Ethereum lost its momentum a few times over the course of Saturday and Sunday, also ending the weekend down, falling to US$1500 at one point to rally to US$1600 this morning, where it’s up 2.5% this morning, and a positively peachy 18.8% for the week.

But the US$1600 mark seems to be something of a hard glass ceiling for Lady Ethereum to smash through. It’s taken a few solid runs at it over the past seven days, all to no avail.

crypto ETH
ETH Prices last 7-day via coinmarketcap

It’s a similar story for the other majors, prime example being XRP which tracked BTC’s movements, fell to US$0.35, climbed to US$0.365 and has meandering into Monday at US$0.36c.

Big movers over the weekend included the likes of BOND, which saw some massive spikes to the US$23-US$24 mark, before an equally dramatic fall to US$21.2, where it’s hovered since.

There’s other stuff happening, so let’s see if we can get through an issue of this caffeine-fuelled beast without mentioning Elon Musk.


Crypto decides to summer in the Bahamas

There’s been a recent rush from a number of players in the crypto space to open up shop in The Bahamas, and Coindesk is reporting that trading giant Susquehanna International Group is next in the queue at the airport.

It’s a no-brainer for the crypto firms to move to the small island nation, given its relaxed lifestyle, fabulous beaches and endless opportunities to not pay tax. How idyllic.

We’re guessing they’ll be re–thinking the move if crypto mining’s climate-spanking energy drain isn’t sorted out soon, as huge chunks of The Bahamas are scheduled to be swallowed by the ocean in just 25 years.


Zipmex may have been handed a lifeline

Singapore-based cryptocurrency exchange Zipmex might have found a answer – maybe – to its near-fatal liquidity problem, which saw the exchange slam the door shut on investor withdrawals.

It is just the tiniest glimmer of hope for investors whose hard-earned is now stuck in “We’ll get it to you next week, mate – honest!” financial limbo. No doubt they’ve got their fingers crossed that when the potential buyer opens the books to do due diligence, it dosn’t die laughing on the spot.

Decrypt reports that Zipmex is following in the footsteps of a number of exchanges that are struggling through the cold of a brutal crypto winter, including Celsius, Babel Finance and CoinFLEX.

Zipmex has multi-million dollar exposures to Celsius (US$43m) and Babel (US$5m)… Oh, what a tangled web they’re all trapped in.

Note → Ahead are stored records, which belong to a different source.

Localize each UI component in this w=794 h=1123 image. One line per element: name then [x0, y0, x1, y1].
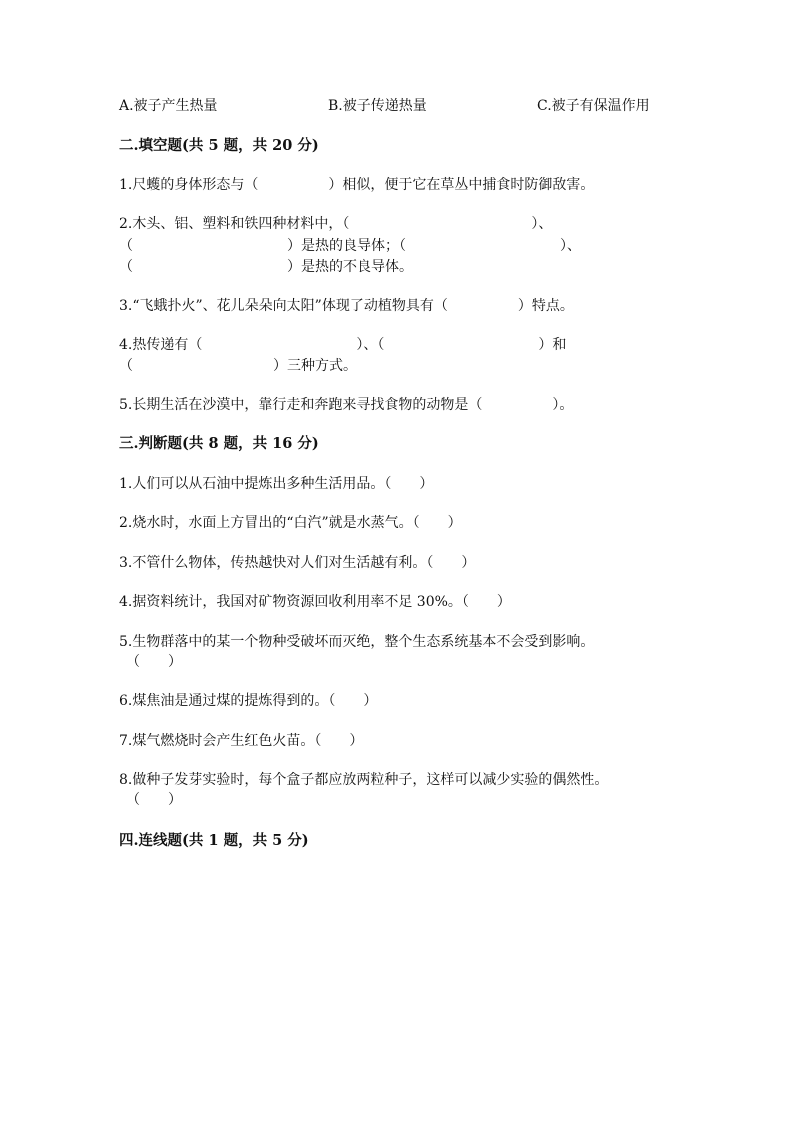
fill-question-5: 5.长期生活在沙漠中，靠行走和奔跑来寻找食物的动物是（ ）。 — [119, 397, 574, 413]
judge-question-8-line-1: 8.做种子发芽实验时，每个盒子都应放两粒种子，这样可以减少实验的偶然性。 — [119, 772, 609, 788]
fill-question-4-line-2: （ ）三种方式。 — [119, 358, 357, 374]
fill-question-4-line-1: 4.热传递有（ ）、（ ）和 — [119, 337, 567, 353]
fill-question-3: 3.“飞蛾扑火”、花儿朵朵向太阳”体现了动植物具有（ ）特点。 — [119, 298, 574, 314]
fill-question-2-line-3: （ ）是热的不良导体。 — [119, 259, 413, 275]
judge-question-6: 6.煤焦油是通过煤的提炼得到的。（ ） — [119, 693, 378, 709]
section-heading-fill-in: 二.填空题(共 5 题，共 20 分) — [119, 137, 319, 154]
choice-option-c: C.被子有保温作用 — [537, 98, 650, 114]
fill-question-1: 1.尺蠖的身体形态与（ ）相似，便于它在草丛中捕食时防御敌害。 — [119, 177, 595, 193]
section-heading-matching: 四.连线题(共 1 题，共 5 分) — [119, 832, 309, 849]
choice-option-b: B.被子传递热量 — [328, 98, 427, 114]
judge-question-1: 1.人们可以从石油中提炼出多种生活用品。（ ） — [119, 476, 434, 492]
section-heading-true-false: 三.判断题(共 8 题，共 16 分) — [119, 435, 319, 452]
judge-question-2: 2.烧水时，水面上方冒出的“白汽”就是水蒸气。（ ） — [119, 515, 462, 531]
judge-question-5-line-1: 5.生物群落中的某一个物种受破坏而灭绝，整个生态系统基本不会受到影响。 — [119, 634, 595, 650]
judge-question-7: 7.煤气燃烧时会产生红色火苗。（ ） — [119, 733, 364, 749]
judge-question-8-line-2: （ ） — [126, 792, 182, 808]
judge-question-4: 4.据资料统计，我国对矿物资源回收利用率不足 30%。（ ） — [119, 594, 511, 610]
choice-option-a: A.被子产生热量 — [119, 98, 218, 114]
fill-question-2-line-1: 2.木头、铝、塑料和铁四种材料中，（ ）、 — [119, 216, 553, 232]
judge-question-3: 3.不管什么物体，传热越快对人们对生活越有利。（ ） — [119, 555, 476, 571]
judge-question-5-line-2: （ ） — [126, 654, 182, 670]
fill-question-2-line-2: （ ）是热的良导体；（ ）、 — [119, 238, 581, 254]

Is zero-fee trading the way of the future?

The good people at Forbes have an interesting read on Binance’s recent foray into the world of zero-fee trading, noting that the move could be a positive one for the company as exchanges struggle in the face of shrinking userbases through the downturn.

According to Forbes, Binance has been able to offer the new incentive thanks to it holding back from the flashier end of the crypto business world, by not sponsoring major sports teams or – thank the heavens – getting Matt Damon to smirk his way through a flashy commercial that makes everyone want to gouge their eyes out.


A gentle reminder not to get molested by the tax man

And, lastly, a timely reminder from Fairfax for anyone who managed to make money with crypto last financial year, that the ATO is on the prowl for any undeclared profits.

Our good friends in the tax department – for some unfathomable reason – treat crypto as property rather than currency, which means any gains you’ve made need to be declared as such, and you’ll need to pay full-whack capital gains tax on it.

Also, there’s a solid chance that if you’ve been using staking as a way to keep your crypto generating money, you may be in for a bit of a shock come tax time.

The Sydney Morning Herald is citing the example of an investor that made $200,000 staking Terra, pushing him into a higher tax bracket – and when Terra sank to the bottom of the sea, it left him with no funds to pay his now-enormous tax bill. Ouch.